How are defects in the urea cycle managed?

Answer 32

By a low protein diet and replacing amino acids with keto acids.

Question 33

What are some symptoms of defects in the urea cycle?

Answer 33

Vomiting, lethargy, irritability, mental retardation, seizures and coma.

Question 34

Why is ammonia toxicity a problem?

Answer 34

Ammonia is readily diffusible across the blood brain barrier. It can lead to potentially toxic side effects, such as: interference with amino acid transport and protein synthesis, disruption of cerebral blood flow, pH becomes more alkaline, metabolism of excitatory amino acid neurotransmitters is interfered with, alternation of the blood-brain barrier and interference of the TCA cycle.

Question 35

Briefly explain the two mechanisms for safe transport of ammonia from the tissues for disposal.

Answer 35

1) Glutamine. Ammonia combines with glutamate to from glutamine, Glutamine is transported to the liver or kidneys and us cleaved glutaminase to reform glutamate and ammonia, the ammonia is fed into the urea cycle in the liver or excreted directly in urine from the kidneys.
2) Alanine. alanine is formed by transamination of pyruvate million it’s transported in the blood to the liver and is converted back to pyruvate by transamination, the amino group is fed into the urea cycle for disposal as urea and pyruvate is used to synthesise glucose to be fed back into tissues.

Question 36

How are amino acid metabolism problems screened for?

Answer 36

Using the heel prick test.

Question 37

How are defects of amino acid metabolism managed?

Answer 37

By restricting the specific amino acids in diet.

Question 38

Explain the most common inborn error amino acid metabolism.

Answer 38

Phenylketonuria (PKU). It’s caused by a deficiency in phenylalanine hydroxylase. It’s an autosomal recessive genetic abnormality.
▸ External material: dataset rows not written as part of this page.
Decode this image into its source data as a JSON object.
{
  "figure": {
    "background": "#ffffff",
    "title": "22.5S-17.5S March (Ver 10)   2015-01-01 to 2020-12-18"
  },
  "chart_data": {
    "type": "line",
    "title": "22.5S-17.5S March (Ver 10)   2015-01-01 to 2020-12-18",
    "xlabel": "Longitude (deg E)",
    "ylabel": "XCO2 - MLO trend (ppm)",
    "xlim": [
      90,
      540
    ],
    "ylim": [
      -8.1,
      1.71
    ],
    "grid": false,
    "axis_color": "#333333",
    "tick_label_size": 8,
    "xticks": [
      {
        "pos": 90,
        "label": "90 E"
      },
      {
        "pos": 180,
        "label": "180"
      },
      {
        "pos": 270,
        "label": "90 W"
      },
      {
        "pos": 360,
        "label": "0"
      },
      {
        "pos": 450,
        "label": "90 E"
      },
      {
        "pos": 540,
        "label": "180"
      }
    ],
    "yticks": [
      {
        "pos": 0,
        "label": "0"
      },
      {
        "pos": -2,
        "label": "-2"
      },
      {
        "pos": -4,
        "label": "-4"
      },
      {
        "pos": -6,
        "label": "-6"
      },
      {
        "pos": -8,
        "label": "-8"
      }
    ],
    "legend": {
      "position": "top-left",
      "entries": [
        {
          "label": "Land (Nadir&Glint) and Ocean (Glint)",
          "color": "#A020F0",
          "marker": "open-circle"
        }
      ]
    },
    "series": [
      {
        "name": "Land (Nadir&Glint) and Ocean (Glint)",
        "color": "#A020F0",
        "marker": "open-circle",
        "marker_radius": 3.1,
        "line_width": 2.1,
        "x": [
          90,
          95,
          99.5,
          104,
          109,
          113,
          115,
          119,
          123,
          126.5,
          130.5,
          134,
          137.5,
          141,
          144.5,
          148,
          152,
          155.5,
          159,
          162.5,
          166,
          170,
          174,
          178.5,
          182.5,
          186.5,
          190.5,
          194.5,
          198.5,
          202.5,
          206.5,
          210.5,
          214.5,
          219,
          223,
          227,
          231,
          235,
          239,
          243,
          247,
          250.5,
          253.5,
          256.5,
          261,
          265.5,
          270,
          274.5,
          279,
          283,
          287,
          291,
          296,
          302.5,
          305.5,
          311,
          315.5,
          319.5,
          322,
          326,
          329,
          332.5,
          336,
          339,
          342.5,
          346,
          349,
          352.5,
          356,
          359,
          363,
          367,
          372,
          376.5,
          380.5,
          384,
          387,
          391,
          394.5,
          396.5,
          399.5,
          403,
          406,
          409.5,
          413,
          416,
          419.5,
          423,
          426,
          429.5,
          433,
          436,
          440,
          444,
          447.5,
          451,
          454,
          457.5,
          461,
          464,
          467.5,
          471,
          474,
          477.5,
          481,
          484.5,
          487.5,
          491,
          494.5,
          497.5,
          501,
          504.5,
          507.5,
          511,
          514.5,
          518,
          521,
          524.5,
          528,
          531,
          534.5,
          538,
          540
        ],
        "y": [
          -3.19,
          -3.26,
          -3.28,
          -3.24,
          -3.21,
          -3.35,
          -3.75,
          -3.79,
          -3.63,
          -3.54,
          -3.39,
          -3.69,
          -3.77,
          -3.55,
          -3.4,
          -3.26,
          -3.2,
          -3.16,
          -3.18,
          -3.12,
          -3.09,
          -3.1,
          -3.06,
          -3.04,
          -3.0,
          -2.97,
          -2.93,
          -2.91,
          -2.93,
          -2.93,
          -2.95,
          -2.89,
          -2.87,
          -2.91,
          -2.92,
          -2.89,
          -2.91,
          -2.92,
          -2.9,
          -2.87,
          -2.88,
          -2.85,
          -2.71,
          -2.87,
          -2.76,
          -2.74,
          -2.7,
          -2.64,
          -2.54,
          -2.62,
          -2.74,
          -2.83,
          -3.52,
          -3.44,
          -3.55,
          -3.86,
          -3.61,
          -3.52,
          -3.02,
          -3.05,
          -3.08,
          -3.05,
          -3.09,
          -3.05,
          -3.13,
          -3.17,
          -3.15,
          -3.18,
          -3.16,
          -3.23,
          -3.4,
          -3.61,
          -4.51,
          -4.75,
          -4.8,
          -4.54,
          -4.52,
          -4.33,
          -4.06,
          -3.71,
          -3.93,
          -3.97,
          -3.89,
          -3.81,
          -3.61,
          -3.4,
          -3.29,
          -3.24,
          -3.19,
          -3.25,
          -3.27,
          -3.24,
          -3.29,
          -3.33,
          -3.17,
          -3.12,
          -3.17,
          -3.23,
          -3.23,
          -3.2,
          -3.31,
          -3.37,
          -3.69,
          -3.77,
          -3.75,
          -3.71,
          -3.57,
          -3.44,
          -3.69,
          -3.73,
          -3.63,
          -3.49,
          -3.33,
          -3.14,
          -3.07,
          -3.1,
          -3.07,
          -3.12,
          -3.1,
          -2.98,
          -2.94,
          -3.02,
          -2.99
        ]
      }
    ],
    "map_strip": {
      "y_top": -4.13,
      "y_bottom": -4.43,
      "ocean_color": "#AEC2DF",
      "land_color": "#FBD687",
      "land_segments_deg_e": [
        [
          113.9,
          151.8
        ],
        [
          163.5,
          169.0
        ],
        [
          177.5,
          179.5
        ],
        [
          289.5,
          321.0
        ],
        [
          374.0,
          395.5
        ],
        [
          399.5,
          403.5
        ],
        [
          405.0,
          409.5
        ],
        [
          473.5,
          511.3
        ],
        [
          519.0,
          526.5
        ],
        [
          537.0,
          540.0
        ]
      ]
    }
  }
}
It causes accumulation of phenylalanine in the tissue, plasma and urine.

Question 39

How is phenylketonuria treated?

Answer 39

Having a low phenylalanine diet, avoid artificial sweeteners, avoid high protein foods.

Question 40

What are the symptoms of phenylketonuria?

Answer 40

Intellectual disability, developmental delay, microcephaly (small head), seizures and hypopigmentation.

Question 41

What is homocystinurias?

Answer 41

Problems metabolising methionine, leading to excess homocysteine excreted in urine, it’s an autosomal recessive disorder commonly caused by a defect in cystathionine B-synthase.

Question 42

How are homocystinurias treated?

Answer 42

Low methionine diet, avoid milk, meat, fish, cheese, eggs, and use cysteine, vitamin B6, betting, B12 and folate supplements.

Question 43

What are some major nitrogen containing compounds?

Answer 43

Amino acids, proteins, purine and pyrimidines.